Ana Sayfa Bilimsel Sosyalizm SOSYALİZMİN KURULUŞU AÇISINDAN KISA MARKSİZM TARİHİ

SOSYALİZMİN KURULUŞU AÇISINDAN KISA MARKSİZM TARİHİ

2165

“Stalin’den Gorbaçov’a” kitabından
Doğu Perinçek

IV TEORİK SONUÇLAR

“Lenin, burjuva haklarını koruyan kapitalistlerin olmadığı bir burjuva devletinin kurulmasından söz etmiştir. İşte bizim kurduğumuz devlet de böyledir; eski toplumdan pek az farklıdır. Burada kademe farkı, sekiz kademeli ücret uygulaması vardır ve yapılan işe göre bölüşüm ve eşit değerlerin değişimi ilkesi varlığını sürdürmektedir. Bu koşullar sürdükçe, sınıflar, sınıf çelişmeleri ve sınıf mücadelesi varoldukça, burjuvazinin, uluslararası emperyalizmin ve revizyonizmin etkileri sürdükçe, kapitalist yolcular hâlâ kapitalist yolda ilerlerler.” * “Bugünkü Büyük Kültür Devrimi sadece ilkidir, gelecekte kaçınılmaz olarak bu tür devrimler olacaktır.”** Mao Zedung

1. SOSYALİZMİN KURULUŞU AÇISINDAN KISA MARKSİZM TARİHİ

“On bin fersahlık yürüyüş durduğun yerden başlar.” Mao Zedung***

En İlkel Marksist: Marx

SB deneyi, sosyalizmin kuruluşundan geri dönüşün mümkün olduğunu gösterdi.
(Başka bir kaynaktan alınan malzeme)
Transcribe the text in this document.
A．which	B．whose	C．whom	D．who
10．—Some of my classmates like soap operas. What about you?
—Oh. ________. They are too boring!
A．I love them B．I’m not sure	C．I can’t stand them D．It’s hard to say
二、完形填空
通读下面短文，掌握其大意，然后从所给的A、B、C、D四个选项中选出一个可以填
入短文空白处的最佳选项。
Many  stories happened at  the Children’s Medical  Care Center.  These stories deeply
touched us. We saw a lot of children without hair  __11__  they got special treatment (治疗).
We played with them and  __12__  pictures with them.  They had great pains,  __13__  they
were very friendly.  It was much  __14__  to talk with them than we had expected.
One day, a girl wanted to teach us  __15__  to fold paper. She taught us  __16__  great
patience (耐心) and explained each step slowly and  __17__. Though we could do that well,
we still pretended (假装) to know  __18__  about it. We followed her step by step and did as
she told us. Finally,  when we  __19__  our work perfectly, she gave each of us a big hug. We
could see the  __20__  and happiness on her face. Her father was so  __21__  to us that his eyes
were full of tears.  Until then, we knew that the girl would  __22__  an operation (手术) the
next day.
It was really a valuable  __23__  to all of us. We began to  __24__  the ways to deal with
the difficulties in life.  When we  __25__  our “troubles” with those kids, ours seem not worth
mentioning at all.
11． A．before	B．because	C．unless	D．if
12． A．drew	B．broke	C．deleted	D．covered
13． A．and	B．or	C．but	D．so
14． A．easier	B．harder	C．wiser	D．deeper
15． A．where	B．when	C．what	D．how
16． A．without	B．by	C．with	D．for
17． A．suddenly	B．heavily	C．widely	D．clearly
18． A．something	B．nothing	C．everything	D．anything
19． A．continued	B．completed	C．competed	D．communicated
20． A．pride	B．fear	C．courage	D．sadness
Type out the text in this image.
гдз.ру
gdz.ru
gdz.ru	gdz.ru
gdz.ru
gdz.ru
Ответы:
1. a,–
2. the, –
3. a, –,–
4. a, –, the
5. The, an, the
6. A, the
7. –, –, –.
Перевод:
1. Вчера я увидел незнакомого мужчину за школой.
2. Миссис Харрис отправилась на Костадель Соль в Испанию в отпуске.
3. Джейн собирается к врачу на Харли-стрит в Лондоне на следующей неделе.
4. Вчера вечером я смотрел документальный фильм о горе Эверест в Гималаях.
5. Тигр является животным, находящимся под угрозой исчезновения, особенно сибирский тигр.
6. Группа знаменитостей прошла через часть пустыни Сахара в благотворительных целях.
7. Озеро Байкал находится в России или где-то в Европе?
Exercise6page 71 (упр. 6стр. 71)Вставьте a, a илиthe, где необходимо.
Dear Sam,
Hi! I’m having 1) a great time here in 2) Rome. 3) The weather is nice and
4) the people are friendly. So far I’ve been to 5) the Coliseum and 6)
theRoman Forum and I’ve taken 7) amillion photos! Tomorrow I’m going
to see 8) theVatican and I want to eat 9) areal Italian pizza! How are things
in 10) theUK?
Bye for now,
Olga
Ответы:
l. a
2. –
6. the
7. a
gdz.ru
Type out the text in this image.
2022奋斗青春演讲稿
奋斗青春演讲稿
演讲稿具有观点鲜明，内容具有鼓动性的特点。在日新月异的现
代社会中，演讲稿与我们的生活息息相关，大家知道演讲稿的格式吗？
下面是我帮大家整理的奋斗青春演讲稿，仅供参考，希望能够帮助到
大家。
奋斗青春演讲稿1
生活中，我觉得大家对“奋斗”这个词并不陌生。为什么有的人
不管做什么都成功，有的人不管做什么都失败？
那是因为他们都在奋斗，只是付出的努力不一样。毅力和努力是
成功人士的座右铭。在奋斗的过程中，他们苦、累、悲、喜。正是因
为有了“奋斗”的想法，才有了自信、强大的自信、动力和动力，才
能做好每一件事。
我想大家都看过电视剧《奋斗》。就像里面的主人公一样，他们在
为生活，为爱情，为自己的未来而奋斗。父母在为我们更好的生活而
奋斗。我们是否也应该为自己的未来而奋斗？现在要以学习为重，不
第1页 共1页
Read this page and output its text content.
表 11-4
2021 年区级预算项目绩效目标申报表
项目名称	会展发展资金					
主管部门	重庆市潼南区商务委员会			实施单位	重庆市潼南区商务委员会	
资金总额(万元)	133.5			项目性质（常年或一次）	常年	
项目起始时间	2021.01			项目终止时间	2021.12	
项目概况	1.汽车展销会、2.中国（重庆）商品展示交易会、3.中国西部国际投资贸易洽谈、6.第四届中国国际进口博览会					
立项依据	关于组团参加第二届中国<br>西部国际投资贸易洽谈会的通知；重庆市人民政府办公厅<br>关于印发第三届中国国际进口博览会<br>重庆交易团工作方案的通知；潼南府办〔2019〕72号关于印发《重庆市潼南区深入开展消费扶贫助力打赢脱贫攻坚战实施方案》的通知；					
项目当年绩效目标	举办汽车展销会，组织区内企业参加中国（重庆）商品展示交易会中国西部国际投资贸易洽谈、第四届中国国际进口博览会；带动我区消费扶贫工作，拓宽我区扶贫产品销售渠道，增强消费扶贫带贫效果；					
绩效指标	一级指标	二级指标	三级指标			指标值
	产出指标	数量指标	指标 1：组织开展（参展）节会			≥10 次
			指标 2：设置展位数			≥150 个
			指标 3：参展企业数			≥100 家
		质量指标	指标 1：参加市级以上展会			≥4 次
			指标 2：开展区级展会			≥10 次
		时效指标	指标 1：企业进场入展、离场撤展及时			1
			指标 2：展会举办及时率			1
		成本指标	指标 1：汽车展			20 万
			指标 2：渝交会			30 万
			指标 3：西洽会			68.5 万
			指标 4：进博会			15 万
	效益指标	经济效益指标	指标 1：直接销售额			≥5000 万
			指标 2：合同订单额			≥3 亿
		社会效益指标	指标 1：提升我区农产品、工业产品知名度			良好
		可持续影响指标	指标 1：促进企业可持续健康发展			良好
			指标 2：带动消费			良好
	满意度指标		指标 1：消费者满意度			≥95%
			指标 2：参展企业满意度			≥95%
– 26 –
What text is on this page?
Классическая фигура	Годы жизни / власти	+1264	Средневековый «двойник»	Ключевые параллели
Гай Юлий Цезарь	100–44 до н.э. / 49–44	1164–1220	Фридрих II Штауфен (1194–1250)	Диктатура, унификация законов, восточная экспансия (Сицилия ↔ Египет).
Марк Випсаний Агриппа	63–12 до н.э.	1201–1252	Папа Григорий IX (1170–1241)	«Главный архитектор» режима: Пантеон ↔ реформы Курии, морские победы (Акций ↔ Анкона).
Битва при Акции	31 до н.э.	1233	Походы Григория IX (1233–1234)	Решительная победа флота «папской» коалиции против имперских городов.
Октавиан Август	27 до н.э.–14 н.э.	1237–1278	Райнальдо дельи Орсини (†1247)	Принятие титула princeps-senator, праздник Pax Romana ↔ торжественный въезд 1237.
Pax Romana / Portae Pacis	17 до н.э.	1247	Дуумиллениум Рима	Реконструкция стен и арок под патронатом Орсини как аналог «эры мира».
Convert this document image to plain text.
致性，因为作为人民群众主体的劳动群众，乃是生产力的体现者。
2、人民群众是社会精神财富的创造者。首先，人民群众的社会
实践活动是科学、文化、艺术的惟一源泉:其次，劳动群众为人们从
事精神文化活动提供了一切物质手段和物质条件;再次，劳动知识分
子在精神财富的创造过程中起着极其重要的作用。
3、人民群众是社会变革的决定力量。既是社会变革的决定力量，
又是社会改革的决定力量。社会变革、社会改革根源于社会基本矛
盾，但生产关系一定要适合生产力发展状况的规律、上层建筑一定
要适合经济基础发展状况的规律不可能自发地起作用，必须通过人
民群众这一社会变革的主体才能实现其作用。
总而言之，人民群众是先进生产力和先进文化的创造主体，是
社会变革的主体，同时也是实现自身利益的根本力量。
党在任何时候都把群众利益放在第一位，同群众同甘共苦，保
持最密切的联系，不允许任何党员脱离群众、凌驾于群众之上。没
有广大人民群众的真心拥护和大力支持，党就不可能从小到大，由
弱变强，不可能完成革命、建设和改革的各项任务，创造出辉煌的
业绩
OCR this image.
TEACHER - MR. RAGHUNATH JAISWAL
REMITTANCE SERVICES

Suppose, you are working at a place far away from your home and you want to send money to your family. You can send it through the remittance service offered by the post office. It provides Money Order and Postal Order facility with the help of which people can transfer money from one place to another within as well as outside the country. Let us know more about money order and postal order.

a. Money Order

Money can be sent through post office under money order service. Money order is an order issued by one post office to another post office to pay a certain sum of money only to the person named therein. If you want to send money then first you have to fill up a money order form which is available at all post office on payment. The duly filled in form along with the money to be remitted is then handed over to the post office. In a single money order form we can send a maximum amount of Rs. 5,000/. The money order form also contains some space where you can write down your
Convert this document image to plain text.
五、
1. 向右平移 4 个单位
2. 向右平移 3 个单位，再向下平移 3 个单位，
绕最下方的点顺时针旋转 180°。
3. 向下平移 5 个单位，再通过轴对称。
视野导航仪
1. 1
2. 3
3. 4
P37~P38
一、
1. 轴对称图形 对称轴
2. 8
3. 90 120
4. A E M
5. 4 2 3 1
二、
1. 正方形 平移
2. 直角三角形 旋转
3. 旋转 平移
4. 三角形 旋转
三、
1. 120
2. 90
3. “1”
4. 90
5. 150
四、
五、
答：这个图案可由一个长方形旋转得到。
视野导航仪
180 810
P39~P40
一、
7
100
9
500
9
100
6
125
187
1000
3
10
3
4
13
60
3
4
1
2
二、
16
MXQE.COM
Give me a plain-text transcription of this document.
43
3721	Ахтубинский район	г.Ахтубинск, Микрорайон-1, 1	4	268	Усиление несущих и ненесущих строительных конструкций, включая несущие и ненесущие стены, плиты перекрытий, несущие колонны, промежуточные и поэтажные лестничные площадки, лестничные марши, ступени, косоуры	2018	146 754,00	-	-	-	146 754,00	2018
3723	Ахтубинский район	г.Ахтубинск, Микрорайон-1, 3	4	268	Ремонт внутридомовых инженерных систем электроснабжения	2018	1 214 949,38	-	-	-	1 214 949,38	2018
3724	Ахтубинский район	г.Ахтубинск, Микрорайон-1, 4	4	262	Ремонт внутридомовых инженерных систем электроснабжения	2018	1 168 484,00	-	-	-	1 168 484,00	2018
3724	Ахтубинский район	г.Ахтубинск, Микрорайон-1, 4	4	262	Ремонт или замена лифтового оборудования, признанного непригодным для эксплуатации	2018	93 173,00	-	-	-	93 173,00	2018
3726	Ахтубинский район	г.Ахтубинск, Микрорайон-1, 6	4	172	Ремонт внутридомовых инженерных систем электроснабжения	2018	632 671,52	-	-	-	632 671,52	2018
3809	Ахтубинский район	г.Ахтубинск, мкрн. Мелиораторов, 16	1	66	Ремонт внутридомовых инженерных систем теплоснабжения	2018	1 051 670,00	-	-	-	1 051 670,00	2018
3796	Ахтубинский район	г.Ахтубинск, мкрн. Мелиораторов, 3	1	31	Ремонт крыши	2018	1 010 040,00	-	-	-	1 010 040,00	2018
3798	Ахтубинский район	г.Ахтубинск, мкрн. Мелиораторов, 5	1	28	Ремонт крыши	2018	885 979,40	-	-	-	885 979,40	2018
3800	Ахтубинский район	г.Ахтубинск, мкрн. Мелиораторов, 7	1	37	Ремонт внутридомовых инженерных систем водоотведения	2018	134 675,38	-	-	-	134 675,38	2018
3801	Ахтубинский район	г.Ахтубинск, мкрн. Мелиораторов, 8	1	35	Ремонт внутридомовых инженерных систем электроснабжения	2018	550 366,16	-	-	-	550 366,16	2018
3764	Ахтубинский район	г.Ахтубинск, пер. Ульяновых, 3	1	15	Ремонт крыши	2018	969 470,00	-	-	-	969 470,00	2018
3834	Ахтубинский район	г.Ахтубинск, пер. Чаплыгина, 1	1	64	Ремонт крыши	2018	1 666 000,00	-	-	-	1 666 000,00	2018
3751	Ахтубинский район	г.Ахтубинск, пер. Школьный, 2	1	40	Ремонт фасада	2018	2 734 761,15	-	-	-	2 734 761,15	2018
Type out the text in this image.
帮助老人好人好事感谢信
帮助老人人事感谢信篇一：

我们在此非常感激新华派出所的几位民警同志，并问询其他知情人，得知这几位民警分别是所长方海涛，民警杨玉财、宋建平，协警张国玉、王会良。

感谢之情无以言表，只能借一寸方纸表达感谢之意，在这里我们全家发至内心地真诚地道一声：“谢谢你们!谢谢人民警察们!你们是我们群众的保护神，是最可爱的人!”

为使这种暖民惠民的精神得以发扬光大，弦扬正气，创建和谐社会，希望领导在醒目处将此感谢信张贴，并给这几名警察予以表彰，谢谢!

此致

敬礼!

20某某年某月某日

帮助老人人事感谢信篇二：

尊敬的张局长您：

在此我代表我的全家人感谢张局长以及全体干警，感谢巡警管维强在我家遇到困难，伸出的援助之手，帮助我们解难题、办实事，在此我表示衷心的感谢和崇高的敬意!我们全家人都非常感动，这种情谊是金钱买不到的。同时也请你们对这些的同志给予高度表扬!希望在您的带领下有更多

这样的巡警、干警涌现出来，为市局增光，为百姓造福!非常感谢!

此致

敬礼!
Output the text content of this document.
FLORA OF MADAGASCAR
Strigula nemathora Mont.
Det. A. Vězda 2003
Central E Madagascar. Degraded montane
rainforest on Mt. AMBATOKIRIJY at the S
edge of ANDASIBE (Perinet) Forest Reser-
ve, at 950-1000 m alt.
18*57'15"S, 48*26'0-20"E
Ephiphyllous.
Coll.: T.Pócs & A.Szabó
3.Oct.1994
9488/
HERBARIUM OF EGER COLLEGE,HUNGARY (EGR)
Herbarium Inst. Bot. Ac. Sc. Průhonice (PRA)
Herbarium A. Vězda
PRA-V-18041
Bir emekçi devriminden sonra emekçilerin iktidarının yerini azınlık sınıf iktidarı alabildi. Bu olay, insanlık tarihinde yeni bir olaydır. Marksizmin kurucuları doğal olarak sosyalizmden geri dönüşü tahlil eden bir teori geliştirmemişlerdi. Hattâ onlar sosyalizmin kuruluşuna ilişkin bir teori de bırakmadılar. Aslında sosyalizmin kuruluşu ve geri dönüş, aynı sürecin iki karşıt eğilimidir. Bu nedenle sosyalizmin kuruluşu teorisinin özü, geri dönüş tehlikesinin açıklanması ve önlenmesidir. Marksizmin kurucuları, 1871 Paris Komünü’nün çok sınırlı deneyimi bir yana, herhangi bir ülkede sosyalizmi kurma pratiğine tanık olmadılar. Kendilerine gökten vahiy inmedi*ği için, teorilerini pratikten çıkarıyorlardı. Marx ve Engels, yaşadıkları kapitalizmin esaslı bir tahlilini yaptılar ve kapitalist sistemin sınıf çelişmelerinin kaçınılmaz olarak sosyalizme götüreceğini saptadılar. Devletin ve sınıfların varlığı ile üretimin gelişme düzeyi arasındaki ilişkileri teorileştirdiler. Marx, insanlığın teori hazinesine yaptığı katkıyı 1852’de Weydemeyer’e yazdığı mektupta özetlemiştir: “Modern toplumda sınıfların varlığını ve bunlar arasındaki mücadeleyi keşfetmiş olma şerefi bana ait değildir. Burjuva tarihçileri bu sınıf mücadelesinin tarihsel gelişmesini, burjuva iktisatçıları da sınıfların iktisadî yapısını benden çok önce açıkladılar. Benim yeni olarak yaptığım, sadece şunları kanıtlamak olmuştur: 1. Sınıfların varlığı, sadece üretimin gelişmesindeki belli tarihsel aşamalara bağlıdır; 2. Sınıf mücadelesi kaçınılmaz olarak proletarya diktatörlüğüne yol açar; 3. Bu diktatörlüğün kendisi, sadece, tüm sınıfların ortadan kaldırılmasına ve sınıfsız topluma geçişi meydana getirir.” (abç)1 Marx, “Fransa’da Sınıf Mücadeleleri (1848-1850)” adlı kitabında da, 1848 devrimi deneyiminden yararlanarak, sosyalizmin kuruluşu döneminin özet bir programını açıklamıştı. Sosyalizm, bütün sınıf ayrılıklarının kaldırılmasına, bu sınıf ayrılıklarının dayandığı bütün üretim ilişkilerinin kaldırılmasına, bu üretim ilişkilerinin karşılığı olan bütün toplumsal ilişkilerin kaldırılmasına, bu toplumsal ilişkilerin sonucu olan bütün düşüncelerin devrimcileştirilmesine zorunlu geçiş dönemidir. Görüldüğü gibi, sosyalizmin genel programı:

– Bütün sınıf ayrılıklarının,
– Sınıf ayrılıklarına yol açan bütün üretim ilişkilerinin,
– Bu üretim ilişkileriyle bağlantılı bütün toplumsal ilişkilerin,
– Bu toplumsal ilişkilerin üst yapısını oluşturan bütün siyasal ve düşünsel ilişki ve kurumların ortadan kaldırılmasıdır.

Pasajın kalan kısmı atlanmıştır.